In with the new, out with the old in Shanghai Shenhua – Sydney FC friendly

Shanghai Shenhua will field several of their latest signings as they start their warm-up for the 2009 Chinese Super League (Chinese Super League) season today against Australian A-League side Sydney FC in a friendly match at Hongkou Stadium at 2pm.

Tickets for the match are free, and the game will also be a testimonial for recently retired forward Xie Hui, who scored 45 goals for Shenhua in two spells for the club between 1994-2000 and 2005-2008.

Shenhua, who snatched defeat from the jaws of Championship victory with a bumbling display during the final match of the 2008 Chinese Super League season, look determined not to stuff it up yet again, with a very impressive batch of new players joining the club in the close season.

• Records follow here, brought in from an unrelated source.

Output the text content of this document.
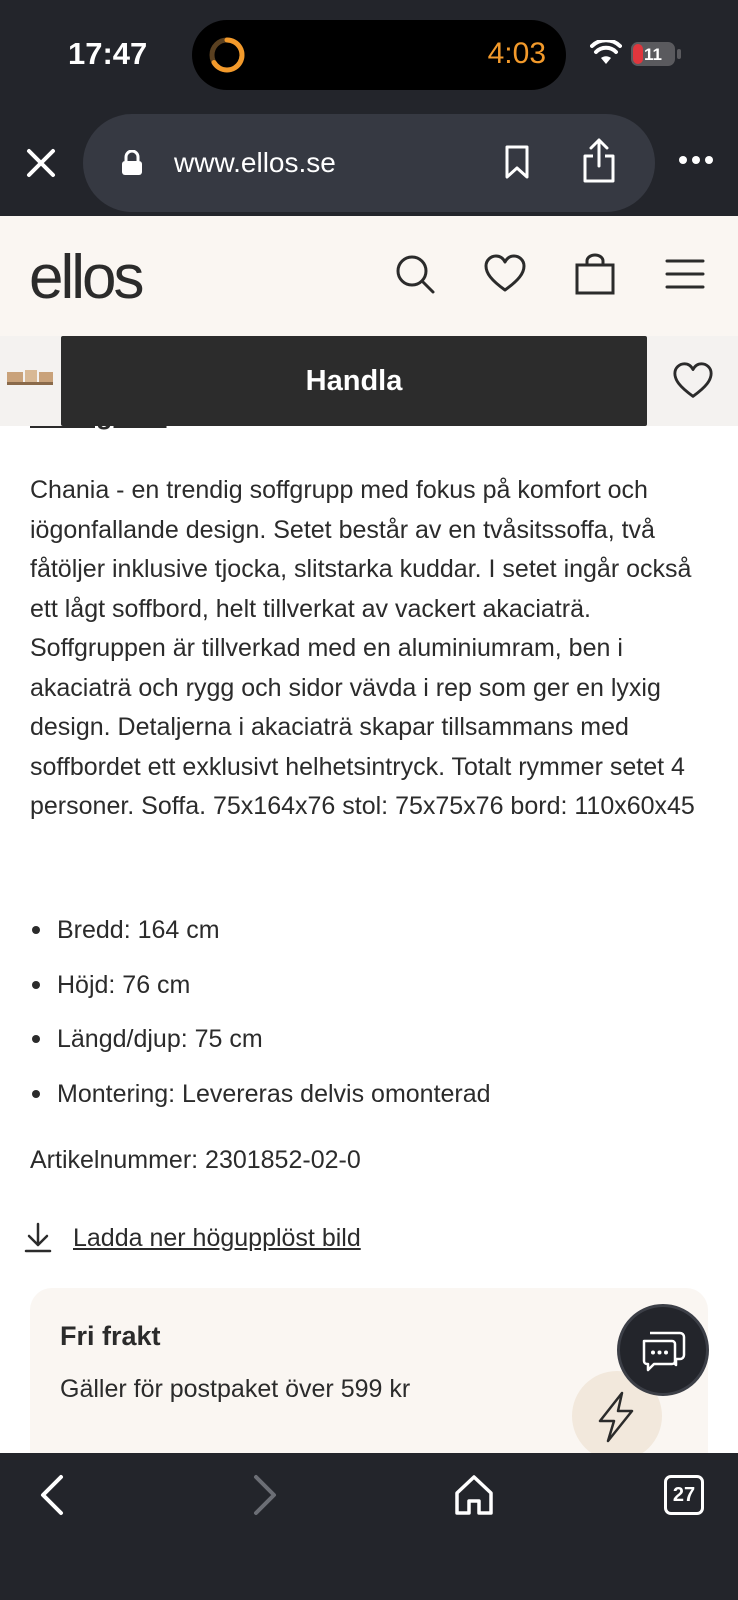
17:47	4:03	11
www.ellos.se
ellos
Handla
Chania - en trendig soffgrupp med fokus på komfort och iögonfallande design. Setet består av en tvåsitssoffa, två fåtöljer inklusive tjocka, slitstarka kuddar. I setet ingår också ett lågt soffbord, helt tillverkat av vackert akaciaträ. Soffgruppen är tillverkad med en aluminiumram, ben i akaciaträ och rygg och sidor vävda i rep som ger en lyxig design. Detaljerna i akaciaträ skapar tillsammans med soffbordet ett exklusivt helhetsintryck. Totalt rymmer setet 4 personer. Soffa. 75x164x76 stol: 75x75x76 bord: 110x60x45
Bredd: 164 cm
Höjd: 76 cm
Längd/djup: 75 cm
Montering: Levereras delvis omonterad
Artikelnummer: 2301852-02-0
Ladda ner högupplöst bild
Fri frakt
Gäller för postpaket över 599 kr
27
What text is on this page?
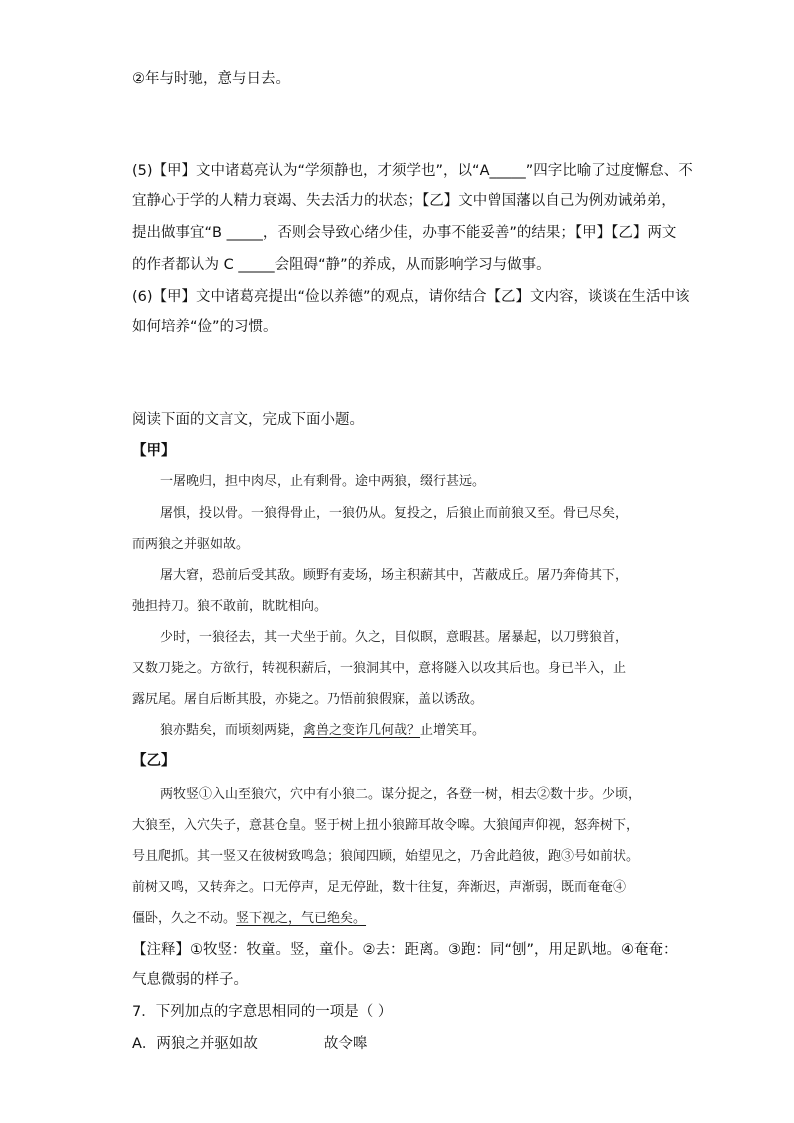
②年与时驰，意与日去。
(5)【甲】文中诸葛亮认为“学须静也，才须学也”，以“A_____”四字比喻了过度懈怠、不
宜静心于学的人精力衰竭、失去活力的状态；【乙】文中曾国藩以自己为例劝诫弟弟，
提出做事宜“B _____，否则会导致心绪少佳，办事不能妥善”的结果；【甲】【乙】两文
的作者都认为 C _____会阻碍“静”的养成，从而影响学习与做事。
(6)【甲】文中诸葛亮提出“俭以养德”的观点，请你结合【乙】文内容，谈谈在生活中该
如何培养“俭”的习惯。
阅读下面的文言文，完成下面小题。
【甲】
一屠晚归，担中肉尽，止有剩骨。途中两狼，缀行甚远。
屠惧，投以骨。一狼得骨止，一狼仍从。复投之，后狼止而前狼又至。骨已尽矣，
而两狼之并驱如故。
屠大窘，恐前后受其敌。顾野有麦场，场主积薪其中，苫蔽成丘。屠乃奔倚其下，
弛担持刀。狼不敢前，眈眈相向。
少时，一狼径去，其一犬坐于前。久之，目似瞑，意暇甚。屠暴起，以刀劈狼首，
又数刀毙之。方欲行，转视积薪后，一狼洞其中，意将隧入以攻其后也。身已半入，止
露尻尾。屠自后断其股，亦毙之。乃悟前狼假寐，盖以诱敌。
狼亦黠矣，而顷刻两毙，禽兽之变诈几何哉？止增笑耳。
【乙】
两牧竖①入山至狼穴，穴中有小狼二。谋分捉之，各登一树，相去②数十步。少顷，
大狼至，入穴失子，意甚仓皇。竖于树上扭小狼蹄耳故令嗥。大狼闻声仰视，怒奔树下，
号且爬抓。其一竖又在彼树致鸣急；狼闻四顾，始望见之，乃舍此趋彼，跑③号如前状。
前树又鸣，又转奔之。口无停声，足无停趾，数十往复，奔渐迟，声渐弱，既而奄奄④
僵卧，久之不动。竖下视之，气已绝矣。
【注释】①牧竖：牧童。竖，童仆。②去：距离。③跑：同“刨”，用足趴地。④奄奄：
气息微弱的样子。
7．下列加点的字意思相同的一项是（ ）
A．两狼之并驱如故	故令嗥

The perennial league runners-up raised eyebrows by signing the Australian international defender Mark Milligan from tomorrows opponents Sydney. Australian commentators weren’t too happy that a promising A-League player left to join a club in a league they believe to be inferior, but past encounters between Chinese and Australian clubs in the Asian Champions League show the football standards to be equal. Comparison of the management systems of the two leagues its another story though, as it were, and best left for another time.

Shenhua owner Zhu Jun, one of China’s richest men, must have really splashed the RMB on this deal, as Milligan had been trialling with top teams in Europe. The Shanghai club has made three other very strong-looking signings, raiding Belorussian side FC MTZ-RIPO to sign 25-year-old Belorussian international forward Vyacheslav Hleb, (brother of Barcelona star Aliaksandr Hleb) and his team-mate, Bulgarian defender Yanko Valkanov.

Not content with that, Shenhua also picked up striker HernĂ¡n Barcos from Argentinian side Racing Club. The fact that none of these signings are household names is a blessing in disguise – all of these players are in their mid-twenties and yet to reach their full potential, unlike some of the washed-up has-beens the Shanghai club have signed in the past.

This means Shenhua have a very strong four non-Chinese players for next season – taking advantage of the new 3+1 rule, which allows all Asian clubs to field three foreigner players plus one other player from an Asian Confederation member country. The new regulation has created something of an inter-Asian transfer market overnight as the regions top clubs rushed to sign players for this seasons Asian Champions League.

Sydney FC striker John Alosi was supposed to join Shenhua on a three-month loan, but opted to stay with the A-League’s glamour club. Seems that Alosi is not so glamorous himself though – he thought his luck was in when approached by a camera-wielding Chinese woman at Sydney airport, only for her to give him the camera and ask him to take a picture of her together with her group.